Robert Horton is a Scarecrow board member and a longtime film critic. He will be contributing a series of “critic’s notes” to the Scarecrow blog—a chance to highlight worthy films playing locally and connecting them to the riches of Scarecrow’s collection.
Terry Gilliam gets a permanent place in the cultural firmament simply for his involvement with Monty Python, but his fiercely independent approach to assembling movies deserves at least a nod of acknowledgment, too. Whether the film in question is on the mark or incoherent, Gilliam never seems concerned with pleasing any particular constituency, from the suits in the corporate boardroom to you on your sofa. So give him that.
My one interview experience with Gilliam was in a limousine returning him to Sea-Tac airport after his Seattle publicity visit for Brazil. It must have been Brazil, because I remember him talking about (describing in detail, making you really see it) the stunt of dividing a horse for some effect in his next movie, which is something that happens in The Adventures of Baron Munchausen. I also remember him saying he lived in London because that’s where he was “the least unhappy.”
Gilliam’s new one, The Man Who Killed Don Quixote, opens this week at the Grand Illusion. My review is here.
For a look back at a similarly ill-starred Gilliam project, here’s my review of The Imaginarium of Doctor Parnassus, originally published in the Herald in 2010.
The Imaginarium of Doctor Parnassus
A star-crossed production if ever there was one, The Imaginarium of Doctor Parnassus is the kind of movie you want to root for, whatever its problems might be.
I did root for it. But it has problems.
Director Terry Gilliam had shot more than half of his picture in London in January 2008 when his star, Heath Ledger, died at the age of 28. Since Ledger had some scenes yet to film, it looked like the end of the movie.
Thanks to a quirk in the film’s design, Gilliam actually figured out a way to complete the movie with other actors playing Ledger’s part—and make the shift seem logical. The sleight-of-hand, perfectly appropriate to a film about magic and trickery, is ingenious. The problems lie elsewhere.
The Imaginarium itself is some kind of traveling show housed in a carriage that looks like it belongs in the 19th century, not modern London. Dr. Parnassus (Christopher Plummer) is an elderly gent with dubiously mystic powers. Against all economic logic, he keeps his sideshow afloat and maintains a staff of three. With him is his daughter Valentina (Lily Cole), and there’s also the youthful Anton (Andrew Garfield), who looks like a puppy when Valentina is around. Which is all the time.
Dr. Parnassus also employs a little person (Verne Troyer, from the Austin Powers pictures), who acts as his Shakespearian Fool, speaking truth to the supposed wise man.
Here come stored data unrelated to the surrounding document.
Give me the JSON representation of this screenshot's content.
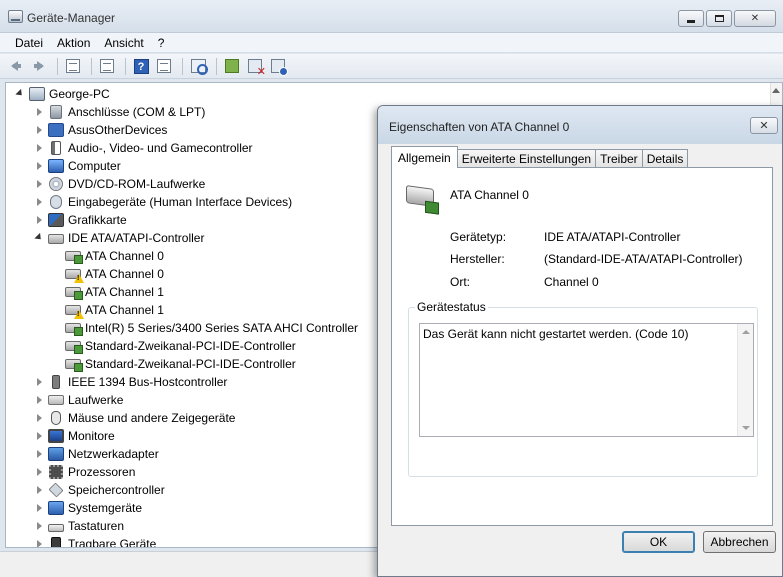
{
  "window": {
    "title": "Geräte-Manager"
  },
  "menu": [
    "Datei",
    "Aktion",
    "Ansicht",
    "?"
  ],
  "toolbar": {
    "buttons": [
      "back-icon",
      "forward-icon",
      "show-hide-console-tree-icon",
      "properties-icon",
      "help-icon",
      "action-pane-icon",
      "scan-hardware-icon",
      "update-driver-icon",
      "uninstall-icon",
      "disable-icon"
    ]
  },
  "tree": {
    "root": "George-PC",
    "items": [
      {
        "label": "Anschlüsse (COM & LPT)",
        "icon": "port"
      },
      {
        "label": "AsusOtherDevices",
        "icon": "misc"
      },
      {
        "label": "Audio-, Video- und Gamecontroller",
        "icon": "audio"
      },
      {
        "label": "Computer",
        "icon": "computer"
      },
      {
        "label": "DVD/CD-ROM-Laufwerke",
        "icon": "dvd"
      },
      {
        "label": "Eingabegeräte (Human Interface Devices)",
        "icon": "hid"
      },
      {
        "label": "Grafikkarte",
        "icon": "gpu"
      },
      {
        "label": "IDE ATA/ATAPI-Controller",
        "icon": "ide"
      },
      {
        "label": "IEEE 1394 Bus-Hostcontroller",
        "icon": "fw"
      },
      {
        "label": "Laufwerke",
        "icon": "drive"
      },
      {
        "label": "Mäuse und andere Zeigegeräte",
        "icon": "mouse"
      },
      {
        "label": "Monitore",
        "icon": "monitor"
      },
      {
        "label": "Netzwerkadapter",
        "icon": "net"
      },
      {
        "label": "Prozessoren",
        "icon": "cpu"
      },
      {
        "label": "Speichercontroller",
        "icon": "storage"
      },
      {
        "label": "Systemgeräte",
        "icon": "sys"
      },
      {
        "label": "Tastaturen",
        "icon": "kbd"
      },
      {
        "label": "Tragbare Geräte",
        "icon": "portable"
      }
    ],
    "ide_children": [
      {
        "label": "ATA Channel 0",
        "warning": false
      },
      {
        "label": "ATA Channel 0",
        "warning": true
      },
      {
        "label": "ATA Channel 1",
        "warning": false
      },
      {
        "label": "ATA Channel 1",
        "warning": true
      },
      {
        "label": "Intel(R) 5 Series/3400 Series SATA AHCI Controller",
        "warning": false
      },
      {
        "label": "Standard-Zweikanal-PCI-IDE-Controller",
        "warning": false
      },
      {
        "label": "Standard-Zweikanal-PCI-IDE-Controller",
        "warning": false
      }
    ]
  },
  "dialog": {
    "title": "Eigenschaften von ATA Channel 0",
    "close_label": "✕",
    "tabs": [
      "Allgemein",
      "Erweiterte Einstellungen",
      "Treiber",
      "Details"
    ],
    "active_tab": "Allgemein",
    "device_name": "ATA Channel 0",
    "props": [
      {
        "label": "Gerätetyp:",
        "value": "IDE ATA/ATAPI-Controller"
      },
      {
        "label": "Hersteller:",
        "value": "(Standard-IDE-ATA/ATAPI-Controller)"
      },
      {
        "label": "Ort:",
        "value": "Channel 0"
      }
    ],
    "status_group_title": "Gerätestatus",
    "status_text": "Das Gerät kann nicht gestartet werden. (Code 10)",
    "ok_label": "OK",
    "cancel_label": "Abbrechen"
  }
}
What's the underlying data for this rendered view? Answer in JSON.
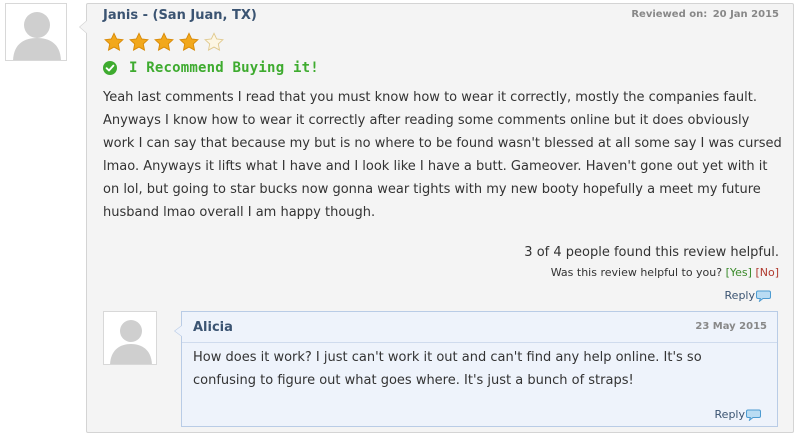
{
  "review": {
    "reviewer": "Janis - (San Juan, TX)",
    "reviewed_label": "Reviewed on:",
    "reviewed_date": "20 Jan 2015",
    "rating": 4,
    "rating_max": 5,
    "recommend_text": "I Recommend Buying it!",
    "body": "Yeah last comments I read that you must know how to wear it correctly, mostly the companies fault. Anyways I know how to wear it correctly after reading some comments online but it does obviously work I can say that because my but is no where to be found wasn't blessed at all some say I was cursed lmao. Anyways it lifts what I have and I look like I have a butt. Gameover. Haven't gone out yet with it on lol, but going to star bucks now gonna wear tights with my new booty hopefully a meet my future husband lmao overall I am happy though.",
    "helpful_count": "3 of 4 people found this review helpful.",
    "helpful_question": "Was this review helpful to you?",
    "yes_label": "[Yes]",
    "no_label": "[No]",
    "reply_label": "Reply"
  },
  "reply": {
    "author": "Alicia",
    "date": "23 May 2015",
    "body": "How does it work? I just can't work it out and can't find any help online. It's so confusing to figure out what goes where. It's just a bunch of straps!",
    "reply_label": "Reply"
  },
  "icons": {
    "avatar": "user-silhouette-icon",
    "star_filled": "star-filled-icon",
    "star_empty": "star-empty-icon",
    "check": "check-circle-icon",
    "reply": "speech-bubble-icon"
  },
  "colors": {
    "name": "#3b5472",
    "recommend": "#3eab2f",
    "star": "#f2a81c",
    "yes": "#3a8a2a",
    "no": "#b03a2e",
    "reply_bg": "#eef3fb"
  }
}
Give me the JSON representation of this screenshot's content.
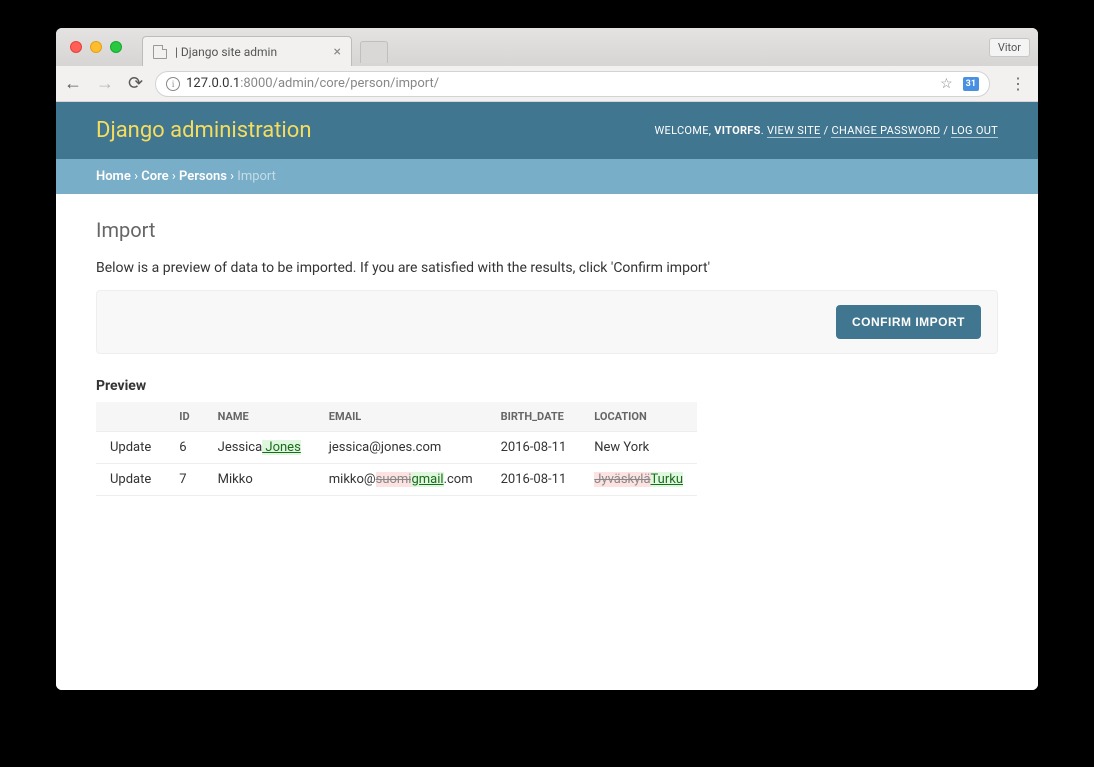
{
  "browser": {
    "tab_title": "| Django site admin",
    "profile_name": "Vitor",
    "url_host": "127.0.0.1",
    "url_port_path": ":8000/admin/core/person/import/",
    "extension_label": "31"
  },
  "header": {
    "site_title": "Django administration",
    "welcome_prefix": "WELCOME, ",
    "username": "VITORFS",
    "view_site": "VIEW SITE",
    "change_password": "CHANGE PASSWORD",
    "log_out": "LOG OUT"
  },
  "breadcrumbs": {
    "home": "Home",
    "app": "Core",
    "model": "Persons",
    "current": "Import",
    "sep": " › "
  },
  "page": {
    "title": "Import",
    "help_text": "Below is a preview of data to be imported. If you are satisfied with the results, click 'Confirm import'",
    "confirm_button": "CONFIRM IMPORT",
    "preview_heading": "Preview"
  },
  "table": {
    "headers": {
      "action": "",
      "id": "ID",
      "name": "NAME",
      "email": "EMAIL",
      "birth_date": "BIRTH_DATE",
      "location": "LOCATION"
    },
    "rows": [
      {
        "action": "Update",
        "id": "6",
        "name_segments": [
          {
            "text": "Jessica",
            "type": "same"
          },
          {
            "text": " Jones",
            "type": "ins"
          }
        ],
        "email_segments": [
          {
            "text": "jessica@jones.com",
            "type": "same"
          }
        ],
        "birth_date": "2016-08-11",
        "location_segments": [
          {
            "text": "New York",
            "type": "same"
          }
        ]
      },
      {
        "action": "Update",
        "id": "7",
        "name_segments": [
          {
            "text": "Mikko",
            "type": "same"
          }
        ],
        "email_segments": [
          {
            "text": "mikko@",
            "type": "same"
          },
          {
            "text": "suomi",
            "type": "del"
          },
          {
            "text": "gmail",
            "type": "ins"
          },
          {
            "text": ".com",
            "type": "same"
          }
        ],
        "birth_date": "2016-08-11",
        "location_segments": [
          {
            "text": "Jyväskylä",
            "type": "del"
          },
          {
            "text": "Turku",
            "type": "ins"
          }
        ]
      }
    ]
  }
}
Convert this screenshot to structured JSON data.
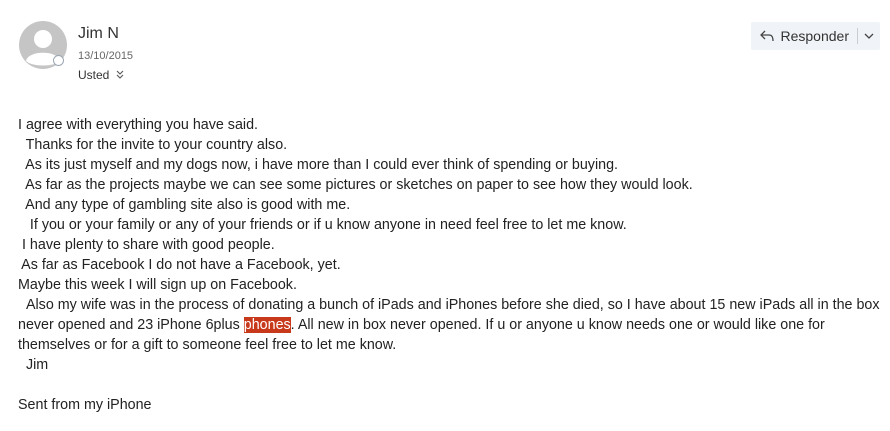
{
  "sender": {
    "name": "Jim N",
    "date": "13/10/2015",
    "recipient": "Usted"
  },
  "actions": {
    "reply_label": "Responder"
  },
  "message": {
    "lines": [
      "I agree with everything you have said.",
      "  Thanks for the invite to your country also.",
      "  As its just myself and my dogs now, i have more than I could ever think of spending or buying.",
      "  As far as the projects maybe we can see some pictures or sketches on paper to see how they would look.",
      "  And any type of gambling site also is good with me.",
      "   If you or your family or any of your friends or if u know anyone in need feel free to let me know.",
      " I have plenty to share with good people.",
      " As far as Facebook I do not have a Facebook, yet.",
      "Maybe this week I will sign up on Facebook."
    ],
    "long_para_before": "  Also my wife was in the process of donating a bunch of iPads and iPhones before she died, so I have about 15 new iPads all in the box never opened and 23 iPhone 6plus ",
    "highlight_word": "phones",
    "long_para_after": ". All new in box never opened. If u or anyone u know needs one or would like one for themselves or for a gift to someone feel free to let me know.",
    "sign_off": "  Jim",
    "signature": "Sent from my iPhone"
  },
  "colors": {
    "highlight": "#c8381b",
    "reply_bg": "#f0f3f7"
  }
}
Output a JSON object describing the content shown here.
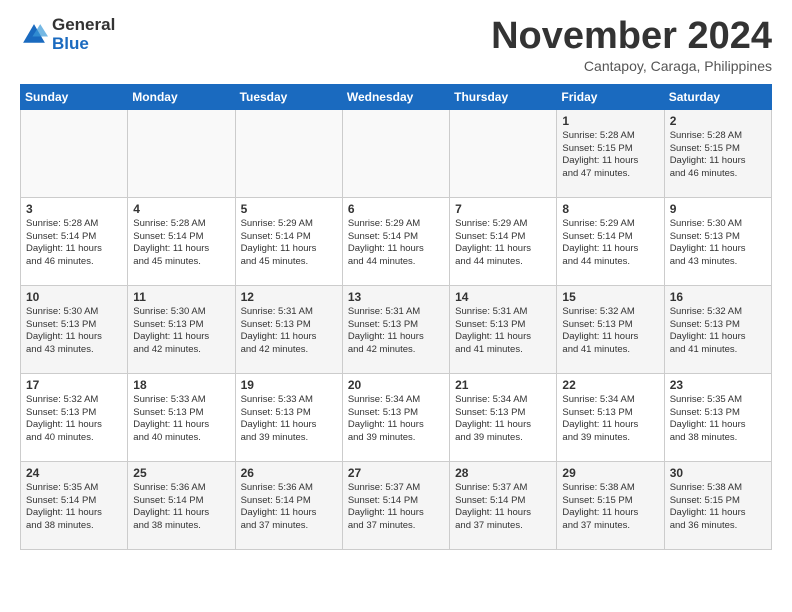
{
  "logo": {
    "general": "General",
    "blue": "Blue"
  },
  "header": {
    "month": "November 2024",
    "location": "Cantapoy, Caraga, Philippines"
  },
  "weekdays": [
    "Sunday",
    "Monday",
    "Tuesday",
    "Wednesday",
    "Thursday",
    "Friday",
    "Saturday"
  ],
  "weeks": [
    [
      {
        "day": "",
        "info": ""
      },
      {
        "day": "",
        "info": ""
      },
      {
        "day": "",
        "info": ""
      },
      {
        "day": "",
        "info": ""
      },
      {
        "day": "",
        "info": ""
      },
      {
        "day": "1",
        "info": "Sunrise: 5:28 AM\nSunset: 5:15 PM\nDaylight: 11 hours\nand 47 minutes."
      },
      {
        "day": "2",
        "info": "Sunrise: 5:28 AM\nSunset: 5:15 PM\nDaylight: 11 hours\nand 46 minutes."
      }
    ],
    [
      {
        "day": "3",
        "info": "Sunrise: 5:28 AM\nSunset: 5:14 PM\nDaylight: 11 hours\nand 46 minutes."
      },
      {
        "day": "4",
        "info": "Sunrise: 5:28 AM\nSunset: 5:14 PM\nDaylight: 11 hours\nand 45 minutes."
      },
      {
        "day": "5",
        "info": "Sunrise: 5:29 AM\nSunset: 5:14 PM\nDaylight: 11 hours\nand 45 minutes."
      },
      {
        "day": "6",
        "info": "Sunrise: 5:29 AM\nSunset: 5:14 PM\nDaylight: 11 hours\nand 44 minutes."
      },
      {
        "day": "7",
        "info": "Sunrise: 5:29 AM\nSunset: 5:14 PM\nDaylight: 11 hours\nand 44 minutes."
      },
      {
        "day": "8",
        "info": "Sunrise: 5:29 AM\nSunset: 5:14 PM\nDaylight: 11 hours\nand 44 minutes."
      },
      {
        "day": "9",
        "info": "Sunrise: 5:30 AM\nSunset: 5:13 PM\nDaylight: 11 hours\nand 43 minutes."
      }
    ],
    [
      {
        "day": "10",
        "info": "Sunrise: 5:30 AM\nSunset: 5:13 PM\nDaylight: 11 hours\nand 43 minutes."
      },
      {
        "day": "11",
        "info": "Sunrise: 5:30 AM\nSunset: 5:13 PM\nDaylight: 11 hours\nand 42 minutes."
      },
      {
        "day": "12",
        "info": "Sunrise: 5:31 AM\nSunset: 5:13 PM\nDaylight: 11 hours\nand 42 minutes."
      },
      {
        "day": "13",
        "info": "Sunrise: 5:31 AM\nSunset: 5:13 PM\nDaylight: 11 hours\nand 42 minutes."
      },
      {
        "day": "14",
        "info": "Sunrise: 5:31 AM\nSunset: 5:13 PM\nDaylight: 11 hours\nand 41 minutes."
      },
      {
        "day": "15",
        "info": "Sunrise: 5:32 AM\nSunset: 5:13 PM\nDaylight: 11 hours\nand 41 minutes."
      },
      {
        "day": "16",
        "info": "Sunrise: 5:32 AM\nSunset: 5:13 PM\nDaylight: 11 hours\nand 41 minutes."
      }
    ],
    [
      {
        "day": "17",
        "info": "Sunrise: 5:32 AM\nSunset: 5:13 PM\nDaylight: 11 hours\nand 40 minutes."
      },
      {
        "day": "18",
        "info": "Sunrise: 5:33 AM\nSunset: 5:13 PM\nDaylight: 11 hours\nand 40 minutes."
      },
      {
        "day": "19",
        "info": "Sunrise: 5:33 AM\nSunset: 5:13 PM\nDaylight: 11 hours\nand 39 minutes."
      },
      {
        "day": "20",
        "info": "Sunrise: 5:34 AM\nSunset: 5:13 PM\nDaylight: 11 hours\nand 39 minutes."
      },
      {
        "day": "21",
        "info": "Sunrise: 5:34 AM\nSunset: 5:13 PM\nDaylight: 11 hours\nand 39 minutes."
      },
      {
        "day": "22",
        "info": "Sunrise: 5:34 AM\nSunset: 5:13 PM\nDaylight: 11 hours\nand 39 minutes."
      },
      {
        "day": "23",
        "info": "Sunrise: 5:35 AM\nSunset: 5:13 PM\nDaylight: 11 hours\nand 38 minutes."
      }
    ],
    [
      {
        "day": "24",
        "info": "Sunrise: 5:35 AM\nSunset: 5:14 PM\nDaylight: 11 hours\nand 38 minutes."
      },
      {
        "day": "25",
        "info": "Sunrise: 5:36 AM\nSunset: 5:14 PM\nDaylight: 11 hours\nand 38 minutes."
      },
      {
        "day": "26",
        "info": "Sunrise: 5:36 AM\nSunset: 5:14 PM\nDaylight: 11 hours\nand 37 minutes."
      },
      {
        "day": "27",
        "info": "Sunrise: 5:37 AM\nSunset: 5:14 PM\nDaylight: 11 hours\nand 37 minutes."
      },
      {
        "day": "28",
        "info": "Sunrise: 5:37 AM\nSunset: 5:14 PM\nDaylight: 11 hours\nand 37 minutes."
      },
      {
        "day": "29",
        "info": "Sunrise: 5:38 AM\nSunset: 5:15 PM\nDaylight: 11 hours\nand 37 minutes."
      },
      {
        "day": "30",
        "info": "Sunrise: 5:38 AM\nSunset: 5:15 PM\nDaylight: 11 hours\nand 36 minutes."
      }
    ]
  ]
}
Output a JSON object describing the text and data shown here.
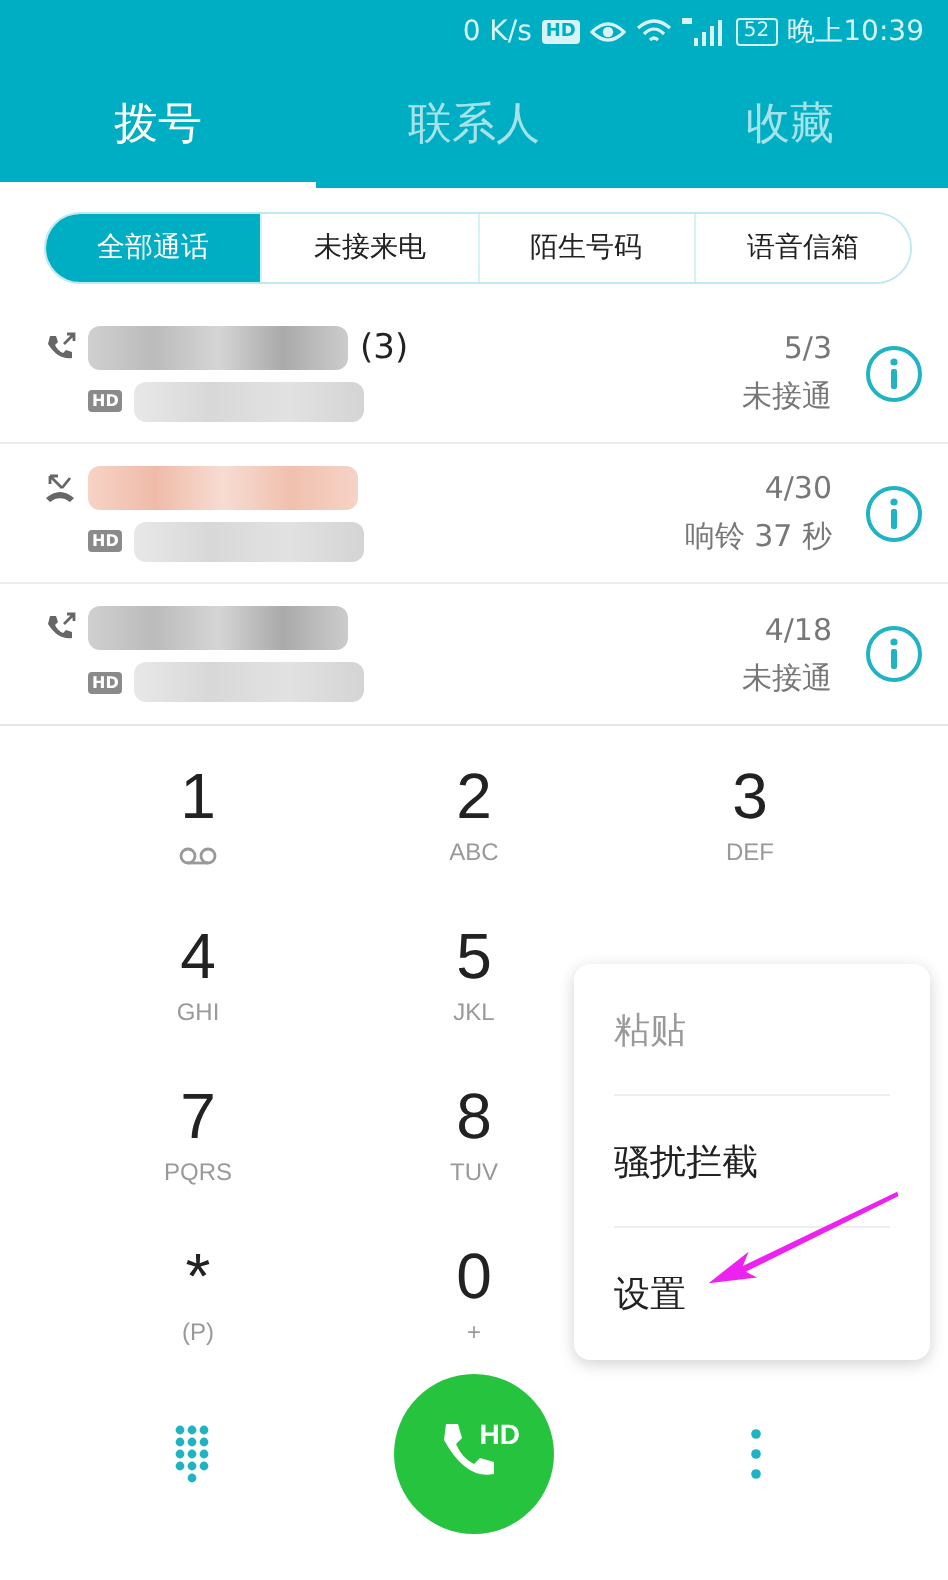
{
  "status_bar": {
    "speed": "0 K/s",
    "hd": "HD",
    "battery": "52",
    "time": "晚上10:39"
  },
  "tabs": [
    {
      "label": "拨号",
      "selected": true
    },
    {
      "label": "联系人",
      "selected": false
    },
    {
      "label": "收藏",
      "selected": false
    }
  ],
  "filters": [
    {
      "label": "全部通话",
      "selected": true
    },
    {
      "label": "未接来电",
      "selected": false
    },
    {
      "label": "陌生号码",
      "selected": false
    },
    {
      "label": "语音信箱",
      "selected": false
    }
  ],
  "calls": [
    {
      "kind": "outgoing",
      "count": "(3)",
      "hd": "HD",
      "date": "5/3",
      "status": "未接通"
    },
    {
      "kind": "rejected",
      "hd": "HD",
      "date": "4/30",
      "status": "响铃 37 秒"
    },
    {
      "kind": "outgoing",
      "hd": "HD",
      "date": "4/18",
      "status": "未接通"
    }
  ],
  "keys": [
    {
      "digit": "1",
      "kind": "voicemail"
    },
    {
      "digit": "2",
      "letters": "ABC"
    },
    {
      "digit": "3",
      "letters": "DEF"
    },
    {
      "digit": "4",
      "letters": "GHI"
    },
    {
      "digit": "5",
      "letters": "JKL"
    },
    {
      "digit": "7",
      "letters": "PQRS"
    },
    {
      "digit": "8",
      "letters": "TUV"
    },
    {
      "digit": "*",
      "letters": "(P)"
    },
    {
      "digit": "0",
      "letters": "+"
    }
  ],
  "call_button": {
    "label": "HD"
  },
  "menu": [
    {
      "label": "粘贴",
      "disabled": true
    },
    {
      "label": "骚扰拦截",
      "disabled": false
    },
    {
      "label": "设置",
      "disabled": false
    }
  ]
}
Gilliam seems tickled by Troyer’s personality, and the scenes between the doctor and his advisor are quite charming.
And Heath Ledger? He plays an amnesiac, rescued from hanging by the troupe. Maybe audiences in the future will have an easy time watching the scene in which his body is discovered swinging from a London bridge, but it’s an unsettling sight when his tragic death (an accidental overdose of prescription medication) is still very much in the public mind.
At various points people pass through a magic mirror in the Imaginarium, which transports them to unreal vistas—a plainer world than Avatar, but a similarly digitally-transformed idea. In those worlds, Ledger’s character is played by the tag team of Johnny Depp, Jude Law, and Colin Farrell, who nobly step in to fill out the more fantastical sections of the storyline.
That story has Dr. Parnassus keeping ahead of the devil (Tom Waits), with whom he has struck a bargain some years earlier. It’s just a thread, and it’s just barely enough to keep the forward motion going. Otherwise, the movie is cluttered with Gilliam’s brand of visual hallucinations, some of which look like they’d fit into his old Monty Python animations. Since this is his strong suit, you’d better have a fondness for that kind of imagery.
Ledger’s performance is spirited, although he looks as confused as everybody else about what he’s doing (he’s an amnesiac, so some latitude is granted). His presence gives an already rather dark movie an overlay of unintended, persistent sadness.
Robert Horton, the longtime reviewer for the Daily Herald and Seattle Weekly, is a member of the National Society of Film Critics.